Can host threads execute kernels concurrently with intel sdk for opencl? I heard that kernels(commands) from different command-queues will be executed concurrently on the device. Is that true? And, is "Device Fission" supported on GPU with Intel opencl driver now? That may be another way to implement it.
I use: Intel Core i7, Intel HD Graphics 4600, Intel sdk for opencl.
THX,
Lingzhi
链接已复制
Lingzhi,
Kernels cannot be executed concurrently on the GPU device using current production drivers. The Device Fission feature is available on the OpenCL CPU device only: see https://software.intel.com/en-us/articles/opencl-device-fission-for-cpu-performance.
Robert
allanmac,
We are collecting the requirements and use cases for the concurrent kernel execution. Please let me know what they are and I will forward it to our product team. They are hesitant to add that functionality at the moment due to lack of demand and realistic use cases.
OK. Here's my use case:
I have an advanced pipeline of kernels that are designed to run concurrently. Inter-kernel dependencies are currently managed by the kernel launching logic and kernel-completion callbacks but at some point I may dump this work onto the OpenCL event system if it further reduces system latency.

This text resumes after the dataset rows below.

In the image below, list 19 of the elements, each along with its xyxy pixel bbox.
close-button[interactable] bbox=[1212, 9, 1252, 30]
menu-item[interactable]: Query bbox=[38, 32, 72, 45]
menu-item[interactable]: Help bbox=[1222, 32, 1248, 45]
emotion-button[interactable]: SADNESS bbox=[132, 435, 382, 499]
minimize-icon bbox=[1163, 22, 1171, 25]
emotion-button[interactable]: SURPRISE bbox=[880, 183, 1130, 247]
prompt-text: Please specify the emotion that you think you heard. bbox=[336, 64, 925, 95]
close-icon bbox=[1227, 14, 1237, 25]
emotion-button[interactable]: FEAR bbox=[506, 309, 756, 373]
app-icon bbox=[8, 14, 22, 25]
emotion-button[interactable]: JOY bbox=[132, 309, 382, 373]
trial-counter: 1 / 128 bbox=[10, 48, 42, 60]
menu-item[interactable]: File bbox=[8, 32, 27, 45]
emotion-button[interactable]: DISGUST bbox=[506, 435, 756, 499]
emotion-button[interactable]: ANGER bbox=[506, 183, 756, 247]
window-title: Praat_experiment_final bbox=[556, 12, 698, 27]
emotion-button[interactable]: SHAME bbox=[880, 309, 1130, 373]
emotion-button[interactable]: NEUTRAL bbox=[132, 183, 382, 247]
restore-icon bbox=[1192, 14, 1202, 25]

Some of the kernels are computationally intense. Others are not. All run for short durations (from microseconds to at most a few milliseconds).
I don't care about presenting enough work to the IGP for it to reach its peak clock speed since I always have the option to make that happen by queuing up more work for the IGP.
But I do care about latency... which is why I really want concurrent kernels.
---
That being said, I understand why the smaller IGPs probably aren't going to benefit much from concurrent kernel execution.
But a double or triple-slice IGP seems like it would be a good environment for concurrent kernel execution. :)
allanmac,
In the short term, we have nested parallelism in OpenCL 2.0 (kernels launching other kernels), which should improve latency situation. For more on nested parallelism, see my article https://software.intel.com/en-us/articles/gpu-quicksort-in-opencl-20-using-nested-parallelism-and-work-group-scan-functions
You can also watch short videos on nested parallelism here:
- https://software.intel.com/en-us/videos/implementing-sierpi-ski-carpet-in-opencl-20
- https://software.intel.com/en-us/videos/gpu-quicksort-in-opencl-20
I will forward your input to our product team.